在視訊解碼的領域中，H.264/AVC是由ITU-T/ISO所提出新的視訊標準。由於H.264/AVC高壓縮率以及視訊品質的提昇，使得H.264/AVC是目前最受歡迎的標準。由於數位電視的風行，而主要著重於視訊資料品質的H.264 Main Profile規格也漸漸被重視。因此對於高畫面的解析度上高速解碼及畫面品質的提昇是最重要的挑戰。而視訊解碼標準中，動作補償（Motion Compensation）架構一向是最重要的部份也是整個系統的核心所在。在Main Profile規格裡面為了加強視訊品質而加入新的功能，例如：雙向預測、加權預測、直接預測編碼。
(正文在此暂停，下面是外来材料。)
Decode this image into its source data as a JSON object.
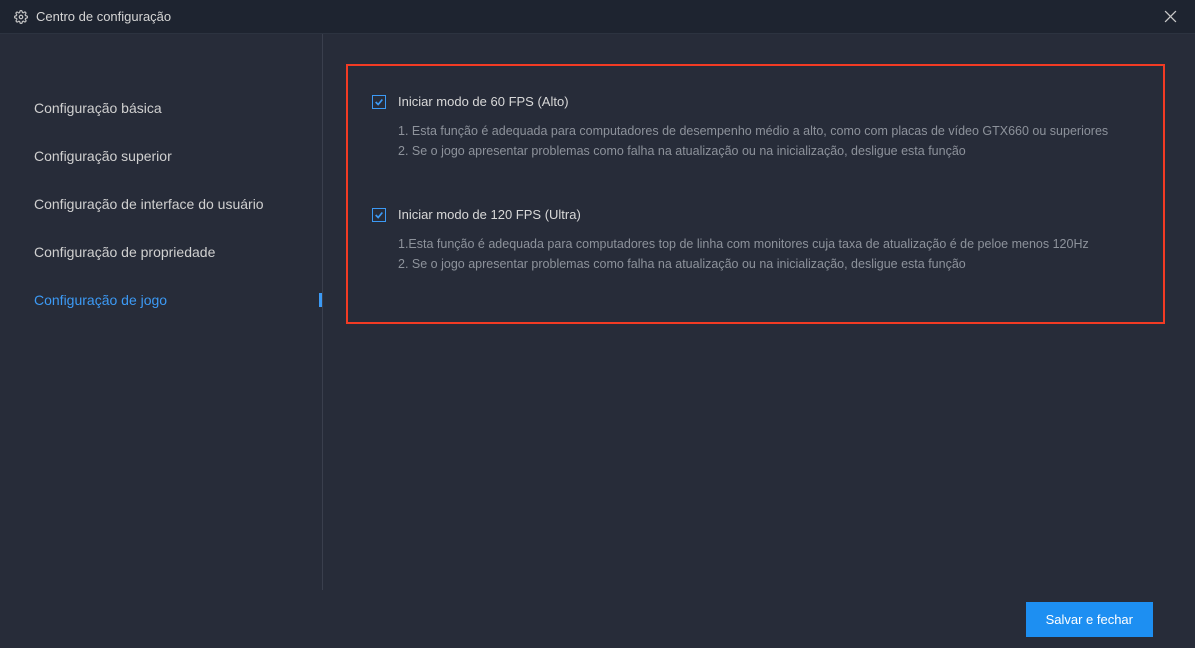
{
  "window": {
    "title": "Centro de configuração"
  },
  "sidebar": {
    "items": [
      {
        "label": "Configuração básica"
      },
      {
        "label": "Configuração superior"
      },
      {
        "label": "Configuração de interface do usuário"
      },
      {
        "label": "Configuração de propriedade"
      },
      {
        "label": "Configuração de jogo"
      }
    ],
    "active_index": 4
  },
  "options": {
    "fps60": {
      "label": "Iniciar modo de 60 FPS (Alto)",
      "checked": true,
      "desc1": "1. Esta função é adequada para computadores de desempenho médio a alto, como com placas de vídeo GTX660 ou superiores",
      "desc2": "2. Se o jogo apresentar problemas como falha na atualização ou na inicialização, desligue esta função"
    },
    "fps120": {
      "label": "Iniciar modo de 120 FPS (Ultra)",
      "checked": true,
      "desc1": "1.Esta função é adequada para computadores top de linha com monitores cuja taxa de atualização é de peloe menos 120Hz",
      "desc2": "2. Se o jogo apresentar problemas como falha na atualização ou na inicialização, desligue esta função"
    }
  },
  "footer": {
    "save_label": "Salvar e fechar"
  },
  "colors": {
    "accent": "#3c9af5",
    "button": "#1d8ff2",
    "highlight_border": "#f23b24",
    "bg_main": "#272c39",
    "bg_title": "#1e2430"
  }
}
在本論文中，針對支援Main Profile規格設計動態補償架構以符合高速的規格以及高品質的解析度。對於H.264解碼器中我們提出了有效的動作補償模組來提昇速度。此外，對於動作補償中小數點內插器的架構，我們提出了2D擴充行列式方法（Extended-2D Column Major Approach）以及新的架構來有效率的降低解碼器所需要的頻寬以及降低整個小數點內插器的複雜度。新的架構也合併了兩種block 格式(Luma 以及 Chroma) 的小數點內插器，使得這兩種格式都可以使用相同的架構。我們所提出的小數點內插器架構比起其他的架構可以有效降低複雜度20%，而且所需要的頻寬可以降低約50%~60%來提昇動作補償的速度。 此外，動作補償系統需要從外部記憶體SDRAM存取大量資料，因此對於外部記憶體的存取是影響整個解碼器系統的關鍵。增加外部BUS上的頻寬將會提昇動作補償的效能以及支援更大畫面的解析度。一般的記憶體控制器並沒有對於多媒體方面的各個模組作設計。在本篇論文中將會對於存取外部記憶體提出適用於HDTV H.264解碼器有效率的記憶體控制器。將可以支援解碼器中的模組對於外部存取的需求，例如：動態補償及去方塊效應濾波器(De-blocking filter)。實現彈性、高速的動態補償系統架構設計。另一方面，我們所提出的記憶體控制器可以支援H.264 多重參考圖片的技術，並且可以有效率的利用單一記憶體即可存取所需要的參考圖片資料。我們所提出的記憶體架構可以提昇BUS 利用率(Bus Utilization) 至90%以上。透過我們所提出的動作補償架構以及記憶體架構，整個系統對於記憶體讀取的頻寬將會改善40% ~ 50％。最後，我們解碼器系統Throughput 在高位元率的壓縮比下可以也可以符合標準所訂定的HDTV規格。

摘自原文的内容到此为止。